Still, Weathers shares Wells' optimism looking out a year, noting stronger apartment values. Although that may reflect new demand from foreclosed homeowners in need of cheaper rent, he's looking forward.

“Baby-boomers retiring in huge numbers will probably come down and absorb this.” Plus, Weathers sees foreign investors, particularly Canadians and South Americans, adding to housing demand. “They think it's still very prestigious to have a home in Florida,” he says.

Tax rates decision time
While Hillsborough and Lee counties' taxable values went from percentage declines that were worse than the regional average last year, to better than this year's 4.6% average decline, Sarasota County went the other way.

Sarasota County's taxable values slid 6.5%, making it second worst in the region.
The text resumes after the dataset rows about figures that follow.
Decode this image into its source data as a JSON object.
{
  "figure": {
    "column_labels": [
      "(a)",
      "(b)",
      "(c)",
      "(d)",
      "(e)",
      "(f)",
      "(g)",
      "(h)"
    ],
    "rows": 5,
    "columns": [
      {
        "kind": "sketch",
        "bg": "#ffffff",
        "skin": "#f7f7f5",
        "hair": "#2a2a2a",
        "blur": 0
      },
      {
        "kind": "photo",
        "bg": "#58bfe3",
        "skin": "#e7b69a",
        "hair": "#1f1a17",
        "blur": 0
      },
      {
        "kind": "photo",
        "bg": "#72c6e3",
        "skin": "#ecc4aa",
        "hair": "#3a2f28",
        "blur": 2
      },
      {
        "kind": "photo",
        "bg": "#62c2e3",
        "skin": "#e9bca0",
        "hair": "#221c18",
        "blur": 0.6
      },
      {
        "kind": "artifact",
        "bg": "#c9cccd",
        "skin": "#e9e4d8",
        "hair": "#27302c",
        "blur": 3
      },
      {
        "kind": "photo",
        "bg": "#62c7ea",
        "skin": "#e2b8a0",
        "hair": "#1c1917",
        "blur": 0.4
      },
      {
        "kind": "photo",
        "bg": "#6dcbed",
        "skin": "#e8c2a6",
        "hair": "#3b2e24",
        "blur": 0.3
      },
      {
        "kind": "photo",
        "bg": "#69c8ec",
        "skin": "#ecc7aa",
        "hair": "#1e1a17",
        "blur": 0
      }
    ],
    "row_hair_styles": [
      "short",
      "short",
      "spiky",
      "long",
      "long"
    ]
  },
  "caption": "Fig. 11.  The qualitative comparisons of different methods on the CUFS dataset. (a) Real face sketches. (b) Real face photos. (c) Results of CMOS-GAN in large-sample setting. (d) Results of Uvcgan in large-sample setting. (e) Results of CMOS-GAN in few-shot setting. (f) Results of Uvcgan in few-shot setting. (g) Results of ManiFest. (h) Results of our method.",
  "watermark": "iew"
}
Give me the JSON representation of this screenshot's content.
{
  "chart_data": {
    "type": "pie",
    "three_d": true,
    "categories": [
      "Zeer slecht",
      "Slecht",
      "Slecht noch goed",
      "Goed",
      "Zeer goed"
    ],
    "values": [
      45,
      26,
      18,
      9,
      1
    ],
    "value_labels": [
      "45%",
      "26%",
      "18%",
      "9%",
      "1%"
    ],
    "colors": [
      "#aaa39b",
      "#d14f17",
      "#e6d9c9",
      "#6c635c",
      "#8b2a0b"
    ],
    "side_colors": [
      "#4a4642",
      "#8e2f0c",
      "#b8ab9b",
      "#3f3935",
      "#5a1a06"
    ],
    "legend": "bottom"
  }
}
Last year, the county's taxable value tied Pinellas County with the smallest drop at 9.5%.

Sarasota County Commissioner Nora Patterson, who has a real estate background, explains, “Our prices went up and inflated more than the average, so where you have a higher inflation beyond what's realistic, you're going to have a bigger crash.”

Despite its nearly $23 billion in lost taxable value since its 2007 peak, a 37% slide, Sarasota County's general fund millage rate fell 5.1% from 2007 to 2010, helped by a hefty reserves balance.

In contrast, the other seven counties in the region either kept general fund tax rates essentially unchanged or increased them significantly, averaging an increase of 7.4% in three years' time. Charlotte's has gone up 34%, Pasco 17.2% and Collier County's increased 13.3%.

While Sarasota County dipped into the reserves to balance its budgets lately, it still holds $70 million to $80 million in reserves, according to Patterson. She's uncertain if commissioners will move to raise tax rates, though she says there are concerns about rates being adequate for ambulance services and the mosquito control district.

“It's not long term, a rosy picture,” she says. “On the other hand, we do have enormous capacity to raise property taxes, but we're all reluctant to do that in this economy.”

And with unemployment rates ranging from 9.9% to 10.8% across the Gulf Coast region — and the national rate now inching up to 9.2% even as the labor force shrank — local officials have much to sort out before setting property tax rates later this summer.

In the meantime, Pasco's Wells remains optimistic enough to offer some free property value advice for Pasco that local governments might also consider before raising tax rates: “Now is the time to buy because the stuff's going to start going up.”